While trying to do some composition casting recently, I concluded that the nozzle on my caster was worn or damaged, causing it to leak profusely, and the spare nozzle I had on hand was in even worse condition. I repaired one of them using my lathe, but it was not until today that I got the other one fixed up.
The nozzle that I had already repaired was not marked with any number, but the one I fixed today had a square body and was marked #18. This nozzle is supposed to be for use on American casters to cast composition under 9 points. After truing up the outside of the tip, I tried redrilling the hole and found that the drill went right in without cutting anything.
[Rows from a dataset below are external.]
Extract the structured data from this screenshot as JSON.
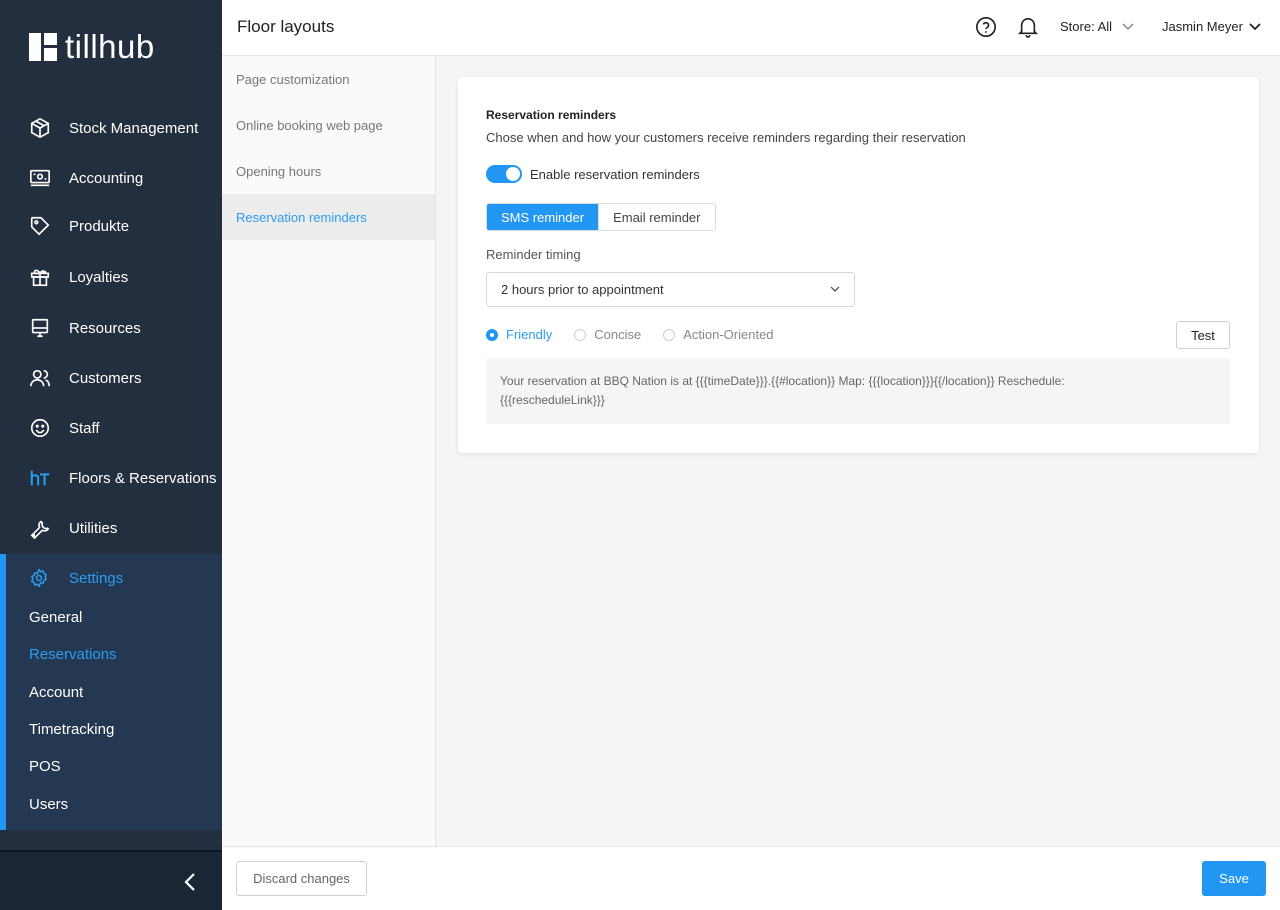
{
  "brand": {
    "name": "tillhub"
  },
  "sidebar": {
    "items": [
      {
        "label": "Stock Management",
        "icon": "box-icon"
      },
      {
        "label": "Accounting",
        "icon": "cash-register-icon"
      },
      {
        "label": "Produkte",
        "icon": "tag-icon"
      },
      {
        "label": "Loyalties",
        "icon": "gift-icon"
      },
      {
        "label": "Resources",
        "icon": "monitor-icon"
      },
      {
        "label": "Customers",
        "icon": "users-icon"
      },
      {
        "label": "Staff",
        "icon": "smiley-icon"
      },
      {
        "label": "Floors & Reservations",
        "icon": "floors-logo-icon"
      },
      {
        "label": "Utilities",
        "icon": "wrench-icon"
      }
    ],
    "settings": {
      "label": "Settings",
      "icon": "gear-icon",
      "children": [
        "General",
        "Reservations",
        "Account",
        "Timetracking",
        "POS",
        "Users"
      ],
      "active_child": "Reservations"
    }
  },
  "header": {
    "title": "Floor layouts",
    "store": "Store: All",
    "user": "Jasmin Meyer"
  },
  "subnav": {
    "items": [
      "Page customization",
      "Online booking web page",
      "Opening hours",
      "Reservation reminders"
    ],
    "active": "Reservation reminders"
  },
  "card": {
    "title": "Reservation reminders",
    "description": "Chose when and how your customers receive reminders regarding their reservation",
    "toggle_label": "Enable reservation reminders",
    "toggle_on": true,
    "tabs": [
      "SMS reminder",
      "Email reminder"
    ],
    "active_tab": "SMS reminder",
    "timing_label": "Reminder timing",
    "timing_value": "2 hours prior to appointment",
    "tones": [
      "Friendly",
      "Concise",
      "Action-Oriented"
    ],
    "selected_tone": "Friendly",
    "test_label": "Test",
    "message_line1": "Your reservation at BBQ Nation is at {{{timeDate}}}.{{#location}} Map: {{{location}}}{{/location}} Reschedule:",
    "message_line2": "{{{rescheduleLink}}}"
  },
  "footer": {
    "discard_label": "Discard changes",
    "save_label": "Save"
  },
  "colors": {
    "sidebar_bg": "#232f3e",
    "accent": "#2196f3",
    "settings_bg": "#243852"
  }
}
It turns out that the hole is a few thousandths of an inch oversize and a bit out of round, probably from being cleared out with a hand drill too often.
Although the refinished outer surface means the nozzle should once again seal properly under the mould, the rough hole might result in a less-than-ideal stream of type metal entering the mould.
I also checked the diameter of the hole from the base of the nozzle, and found that its diameter was about 0.129″ (exact measurement was difficult because of the coating of type metal and slag lining the hole). This means that the back hole has been drilled out, since it should be 0.096″ on a #18 nozzle. The redrilled hole means the nozzle is now actually a #22, to be used with American casters for casting composition type 9 points and over.
I should therefore finish the job by re-stamping the nozzle with its new number.